The project assesses the performance of oil dependent producer states in maximizing economic and social development through the generation and utilization of petroleum revenues. With oil prices moving from one record level to the next the question as to whether and how petro-states manage to turn their wealth in black gold into sustainable development has moved back to the center of debates in academic and policy circles. While a significant body of literature shows that oil states tend to grow slower and to suffer from weaker political institutions than non-oil states few studies have so far analyzed and explained the marked differences we can observe among oil states.

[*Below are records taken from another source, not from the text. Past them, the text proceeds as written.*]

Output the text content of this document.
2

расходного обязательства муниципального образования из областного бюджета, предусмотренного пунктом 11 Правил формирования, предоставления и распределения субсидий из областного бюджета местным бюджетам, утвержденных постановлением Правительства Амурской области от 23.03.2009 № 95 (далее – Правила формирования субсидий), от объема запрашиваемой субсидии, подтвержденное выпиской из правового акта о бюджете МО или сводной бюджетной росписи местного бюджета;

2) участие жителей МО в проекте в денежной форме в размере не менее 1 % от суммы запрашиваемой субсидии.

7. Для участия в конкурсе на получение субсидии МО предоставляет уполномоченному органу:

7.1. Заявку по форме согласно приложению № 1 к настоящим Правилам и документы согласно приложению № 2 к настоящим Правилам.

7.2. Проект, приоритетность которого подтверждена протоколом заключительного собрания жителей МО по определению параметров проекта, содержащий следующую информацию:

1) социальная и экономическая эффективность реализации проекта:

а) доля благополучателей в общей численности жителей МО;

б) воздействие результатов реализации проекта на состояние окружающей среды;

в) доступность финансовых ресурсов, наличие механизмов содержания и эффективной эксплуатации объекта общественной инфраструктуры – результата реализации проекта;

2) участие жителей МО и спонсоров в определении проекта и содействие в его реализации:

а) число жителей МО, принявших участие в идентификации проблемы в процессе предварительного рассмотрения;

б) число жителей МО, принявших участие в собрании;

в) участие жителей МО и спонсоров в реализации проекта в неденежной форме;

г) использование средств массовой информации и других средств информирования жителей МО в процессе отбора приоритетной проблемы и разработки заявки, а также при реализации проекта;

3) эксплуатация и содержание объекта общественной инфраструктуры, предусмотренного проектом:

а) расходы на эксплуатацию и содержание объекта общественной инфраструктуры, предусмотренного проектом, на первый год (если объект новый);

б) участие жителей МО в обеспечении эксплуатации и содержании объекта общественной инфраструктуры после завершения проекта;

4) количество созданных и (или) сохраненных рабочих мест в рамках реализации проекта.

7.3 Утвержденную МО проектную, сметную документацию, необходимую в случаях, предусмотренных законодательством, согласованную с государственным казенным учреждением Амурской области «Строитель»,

Christine Jojarth, a recent PhD from the London School of Economics came to CDDRL in October 2005 as a post doctoral fellow, but has stayed on at the Center to serve as project manager. Heller and Jojarth devoted the first quarter of the academic year to developing the research strategy and the syllabus of a new interdisciplinary research seminar taught at the Law School on oil and development. Seminar participants, including law, economics and political science graduate students, wrote initial country case studies based on the research template that they had helped to refine in the first half of the term. Encouraged by the success of this seminar Heller and Jojarth selected four of the seminar participants to assist them in the in-depth analysis of eight oil exporting states, covering the Caspian (Azerbaijan and Kazakhstan), Northern Africa (Algeria and Libya), Western Africa (Angola and Nigeria), and Latin America (Venezuela and Mexico). The research team embarked on a first round of field trips during the summer and unearthed a wealth of additional information.
In May 2007, their initial findings were presented and discussed at a two-day conference hosted by CDDRL. Participants of this conference were drawn from academia, the oil industry, NGOs, and foreign governments. The central goal of this conference was to obtain critical feedback on the country case studies conducted by the team and to advance the debate on the proper management of oil revenues. Ultimately, the findings of this research project will be presented in a book that is planned to be submitted by fall 2007.